The Respondent opposes the F1 Application and contends the Commission lacks jurisdiction to make the orders sought and submits that the UFD Application should be dismissed pursuant to s.587 of the Fair Work Act 2009 (Cth) (FW Act).
Both parties were previously granted permission to be legally represented.
For the reasons that follow, I have concluded that a binding agreement to settle the UFD Application was reached, and I have decided to dismiss the application pursuant to s.587 of the FW Act. Any dispute about the terms of the agreement reached is not a matter for the Commission.
Factual context and findings
The UFD Application was made on 9 October 2023 following the dismissal of the Applicant for misconduct. One of the remedies sought in the application form was the removal of termination from the Applicant’s personal record to give effect to the separate remedy sought, namely conversion of the dismissal to a resignation. Following staff conciliation on 6 November 2023, the conciliator emailed the parties:
Thank you for your involvement in the conciliation conference for this case. I confirm that the terms of settlement are to be sent out by the Respondent’s representative. I confirm that the matter has settled with the substantive elements of the agreement being:
· payment of a gross amount of $2437.47, taxed according to applicable law,
· acceptance of a resignation,
· removal of the dismissal from the Applicant’s personnel file,
· provision of a statement of service reflecting the resignation, and
· mutual non disparagement.
As this is an agreement reached between the parties, you must send your signed terms to the other party.

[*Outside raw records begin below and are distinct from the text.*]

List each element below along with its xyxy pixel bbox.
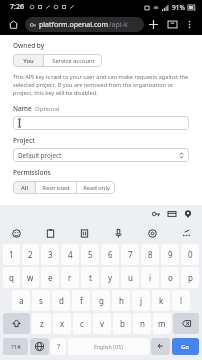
button[interactable]: g — [92, 290, 110, 311]
button[interactable]: 6 — [101, 244, 119, 265]
button[interactable]: i — [141, 267, 159, 288]
button[interactable]: platform.openai.com — [25, 17, 144, 32]
button[interactable]: v — [93, 313, 111, 334]
staticText: 3 — [48, 249, 53, 260]
button[interactable]: h — [112, 290, 130, 311]
staticText: c — [80, 318, 84, 329]
staticText: Permissions — [13, 168, 51, 177]
button[interactable]: b — [113, 313, 131, 334]
staticText: q — [9, 272, 14, 283]
button[interactable]: Voice — [110, 225, 126, 241]
staticText: 5 — [88, 249, 93, 260]
button[interactable]: Shift — [3, 313, 30, 334]
button[interactable]: Settings — [144, 225, 160, 241]
button[interactable]: n — [133, 313, 151, 334]
staticText: l — [180, 295, 183, 306]
staticText: You — [23, 57, 34, 65]
button[interactable]: Passwords — [148, 206, 164, 222]
staticText: Restricted — [42, 184, 70, 192]
button[interactable]: 5 — [81, 244, 99, 265]
button[interactable]: Comma — [151, 338, 170, 355]
button[interactable]: o — [161, 267, 179, 288]
button[interactable]: m — [153, 313, 171, 334]
button[interactable]: z — [32, 313, 51, 334]
button[interactable]: 2 — [22, 244, 39, 265]
staticText: ?1# — [11, 343, 21, 351]
button[interactable]: w — [22, 267, 39, 288]
button[interactable]: 7 — [121, 244, 139, 265]
button[interactable]: a — [12, 290, 30, 311]
button[interactable]: 3 — [41, 244, 59, 265]
staticText: z — [40, 318, 44, 329]
staticText: 91% — [172, 3, 185, 12]
staticText: 1 — [9, 249, 14, 260]
button[interactable]: ? — [51, 338, 66, 355]
staticText: 4 — [68, 249, 73, 260]
button[interactable]: Go — [172, 338, 199, 355]
staticText: Go — [181, 343, 190, 351]
button[interactable]: c — [73, 313, 91, 334]
button[interactable]: All — [13, 181, 35, 194]
button[interactable]: 1 — [3, 244, 20, 265]
staticText: All — [21, 184, 28, 192]
staticText: t — [89, 272, 92, 283]
staticText: 7:26 — [10, 2, 24, 12]
button[interactable]: l — [172, 290, 190, 311]
button[interactable]: 8 — [141, 244, 159, 265]
staticText: h — [119, 295, 124, 306]
button[interactable]: Emoji — [8, 225, 24, 241]
staticText: m — [158, 318, 166, 329]
button[interactable]: Payment methods — [164, 206, 180, 222]
staticText: f — [80, 295, 83, 306]
button[interactable]: Translate — [76, 225, 92, 241]
staticText: Owned by — [13, 41, 45, 50]
button[interactable]: Addresses — [180, 206, 196, 222]
button[interactable]: k — [152, 290, 170, 311]
staticText: Project — [13, 136, 35, 145]
button[interactable]: t — [81, 267, 99, 288]
button[interactable]: Restricted — [36, 181, 76, 194]
button[interactable]: Change keyboard — [30, 338, 49, 355]
button[interactable]: q — [3, 267, 20, 288]
button[interactable]: English (US) — [68, 338, 149, 355]
staticText: Name — [13, 104, 32, 113]
button[interactable]: New tab — [144, 15, 163, 34]
button[interactable]: ?1# — [3, 338, 28, 355]
staticText: a — [19, 295, 24, 306]
button[interactable]: Clipboard — [42, 225, 58, 241]
button[interactable]: 0 — [181, 244, 199, 265]
staticText: d — [59, 295, 64, 306]
staticText: y — [108, 272, 113, 283]
staticText: Default project — [18, 151, 62, 159]
button[interactable]: Service account — [44, 54, 102, 67]
button[interactable]: y — [101, 267, 119, 288]
button[interactable]: Read only — [77, 181, 115, 194]
button[interactable]: r — [61, 267, 79, 288]
staticText: platform.openai.com — [39, 20, 109, 30]
button[interactable]: e — [41, 267, 59, 288]
button[interactable]: 9 — [161, 244, 179, 265]
button[interactable]: j — [132, 290, 150, 311]
button[interactable]: More options — [182, 17, 197, 32]
button[interactable]: f — [72, 290, 90, 311]
button[interactable]: u — [121, 267, 139, 288]
staticText: Read only — [83, 184, 110, 192]
button[interactable]: More — [178, 225, 194, 241]
button[interactable]: s — [32, 290, 50, 311]
staticText: w — [27, 272, 34, 283]
button[interactable]: d — [52, 290, 70, 311]
button[interactable]: Home — [5, 16, 22, 33]
button[interactable]: Default project — [13, 148, 189, 162]
button[interactable]: Tabs — [163, 15, 182, 34]
button[interactable]: You — [13, 54, 43, 67]
staticText: 2 — [28, 249, 33, 260]
button[interactable]: x — [53, 313, 71, 334]
staticText: j — [140, 295, 143, 306]
button[interactable] — [13, 116, 189, 130]
staticText: 8 — [148, 249, 153, 260]
staticText: /api-k — [109, 20, 128, 30]
button[interactable]: p — [181, 267, 199, 288]
button[interactable]: 4 — [61, 244, 79, 265]
button[interactable]: Backspace — [173, 313, 199, 334]
staticText: o — [168, 272, 173, 283]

…This concludes my role in the process. If any queries that arise about implementing the terms of settlement, please contact the other party directly.
…
The controversy that ensued, largely relates to the third dot point “removal of the dismissal from the Applicant’s personnel file”.
Following receipt of the conciliator’s email, which clearly stated that an agreement had been reached and identifying the substantive elements making up the agreement reached, the Applicant did not object or assert that either no agreement had been reached nor that the conciliator’s description of the agreed terms was inaccurate.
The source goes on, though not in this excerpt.